Que ce soit le Forem pour la Wallonie, Actiris pour Bruxelles ou VDAB en Flandre, les doctrines d'activation des chômeurs sont les mêmes partout en Belgique. Il s'agit toujours de participer à l'utopie méritocratique consistant à opposer le bon chômeur actif au mauvais chômeur fainéant, en construisant un imaginaire carriériste et entrepreneurial parmi les prolétaires et en les persuadant d'embrasser inconsciemment, mais totalement, l'idéalisme bourgeois dont le mode de production capitaliste est la base matérielle.

Médiateur, pacificateur

Une énième réforme n'arrangera rien à l'affaire, car la logique reste la même. L’Etat organise la production et la formation en série de travailleurs sans emploi conformément aux desiderata de la bourgeoisie, ce qui lui permet de faire d’une pierre plusieurs coups : adapter le travailleur aux nouvelles exigences de la production, devenir le médiateur « pacifiant » de ces nouvelles relations, occuper le travailleur sans emploi pour éviter qu'il prenne conscience de son rôle de pièces de rechange dans la captation de survaleur et le préparer idéologiquement à sa docilité managériale. Bref, lui faire accepter l'idéologie nécessaire à son exploitation. De l'autre côté, les capitalistes belges sont ravis, car, par ce tour de passe-passe, ils ont réussi à externaliser la charge de formation, ainsi que la fabrication du consentement des exploités, en la faisant passer de la responsabilité de l’entreprise à celle de l'État et de la société civile tout entière. Ils se débarrassent donc aussi du coût de ces charges. La bourgeoisie est donc fidèle à sa maxime : externaliser les pertes, internaliser les profits. « Pour faire une force de travail en un sens spécial [i.e. pour produire cette marchandise si particulière, productrice de survaleur], il faut une certaine éducation qui coûte elle-même une somme plus ou moins grande d’équivalent en marchandise [somme qui] varie selon le caractère plus ou moins complexe du travail. »(1)

Mise en compétition

Penchons-nous maintenant sur le contenu de cette mise en compétition des travailleurs sans emploi et arrêtons-nous un instant sur l'un des nombreux sites internet d'Actiris. Voici ce que l'on peut lire :
« Retrouver du travail, 5 conseils pour réussir :
• Je balaie d’un revers de la main mes croyances limitantes
• J’arrête de ne parler que de moi
• Je cesse de revenir toujours sur le passé
• Je suis positif
• Je fais attention à mon langage corporel : ne pas oublier de sourire, savoir-faire une poignée de main, avoir le bon regard, avoir la bonne posture. » (2)

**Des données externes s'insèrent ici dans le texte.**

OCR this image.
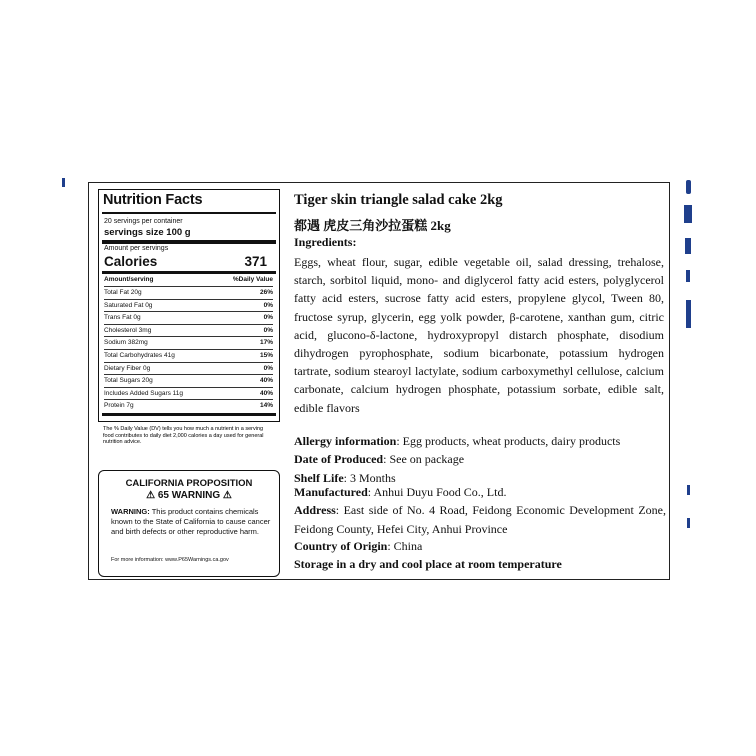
Nutrition Facts
20 servings per container
servings size 100 g
Amount per servings
Calories	371
Amount/serving	%Daily Value
Total Fat 20g	26%
Saturated Fat 0g	0%
Trans Fat 0g	0%
Cholesterol 3mg	0%
Sodium 382mg	17%
Total Carbohydrates 41g	15%
Dietary Fiber 0g	0%
Total Sugars 20g	40%
Includes Added Sugars 11g	40%
Protein 7g	14%
The % Daily Value (DV) tells you how much a nutrient in a serving food contributes to daily diet 2,000 calories a day used for general nutrition advice.
CALIFORNIA PROPOSITION
⚠ 65 WARNING ⚠
WARNING: This product contains chemicals known to the State of California to cause cancer and birth defects or other reproductive harm.
For more information: www.P65Warnings.ca.gov
Tiger skin triangle salad cake 2kg
都遇 虎皮三角沙拉蛋糕 2kg
Ingredients:
Eggs, wheat flour, sugar, edible vegetable oil, salad dressing, trehalose, starch, sorbitol liquid, mono- and diglycerol fatty acid esters, polyglycerol fatty acid esters, sucrose fatty acid esters, propylene glycol, Tween 80, fructose syrup, glycerin, egg yolk powder, β-carotene, xanthan gum, citric acid, glucono-δ-lactone, hydroxypropyl distarch phosphate, disodium dihydrogen pyrophosphate, sodium bicarbonate, potassium hydrogen tartrate, sodium stearoyl lactylate, sodium carboxymethyl cellulose, calcium carbonate, calcium hydrogen phosphate, potassium sorbate, edible salt, edible flavors
Allergy information: Egg products, wheat products, dairy products
Date of Produced: See on package
Shelf Life: 3 Months
Manufactured: Anhui Duyu Food Co., Ltd.
Address: East side of No. 4 Road, Feidong Economic Development Zone, Feidong County, Hefei City, Anhui Province
Country of Origin: China
Storage in a dry and cool place at room temperature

La simple lecture de ces cinq conseils nous permet déjà de remarquer qu'aucun d'eux ne concerne des savoir-faire, mais tous des savoir-être. Il ne s'agit donc pas d'augmenter les compétences opérationnelles du travailleur, mais seulement son savoir-paraître. Au fond, et c'est d'ailleurs ce qu'on entend beaucoup de la bouche d'agents d'Actiris eux-mêmes, si le travailleur sans emploi ne trouve pas de travail ce n'est pas parce qu'il y aurait une pénurie d'emploi, mais seulement parce qu’il ne sait pas « se vendre ». On retrouve ici les deux présupposés bourgeois du début de notre article, la méritocratie et la responsabilité individuelle (ainsi que le fait que le travailleur est bien une marchandise particulière). Pire, se trouve listé dans ces conseils un concept issu du nouveau management New Age, les croyances limitantes. Cette terminologie correspond à une formation que l'on peut suivre lorsqu'on est inscrit chez Actiris, mais c'est aussi et surtout l'un des piliers doctrinaux de l'activation des demandeurs d'emploi en Belgique comme dans le reste de l'Europe.

« Penser positivement »

Pour Actiris, lutter contre les croyances limitantes est indispensable. En effet, il faut lutter contre la tentation du travailleur sans emploi d'expliquer sa situation au travers des conditions matérielles qui l'entourent (la pénurie d'emploi) en ramenant toutes les difficultés qu'il rencontre à une psychologisation de sa situation. C'est le « think positive » néolibéral. Tu ne trouves pas d'emploi, c'est parce que tu n'y crois pas vraiment ! Tu parles de ton passé, mais c'est dans le futur que tu dois te projeter ! Tout est fait pour que le travailleur sans emploi soit maintenu dans une immédiateté positive l'empêchant d'analyser grâce aux expériences professionnelles passées les conditions de son non-emploi et les possibilités d'en sortir. Pour Actiris, il ne s'agit pas de lutter contre toute forme de croyances, mais seulement contre celles qui empêchent d'embrasser totalement l'adaptabilité nécessaire à l'exploitation du travailleur. 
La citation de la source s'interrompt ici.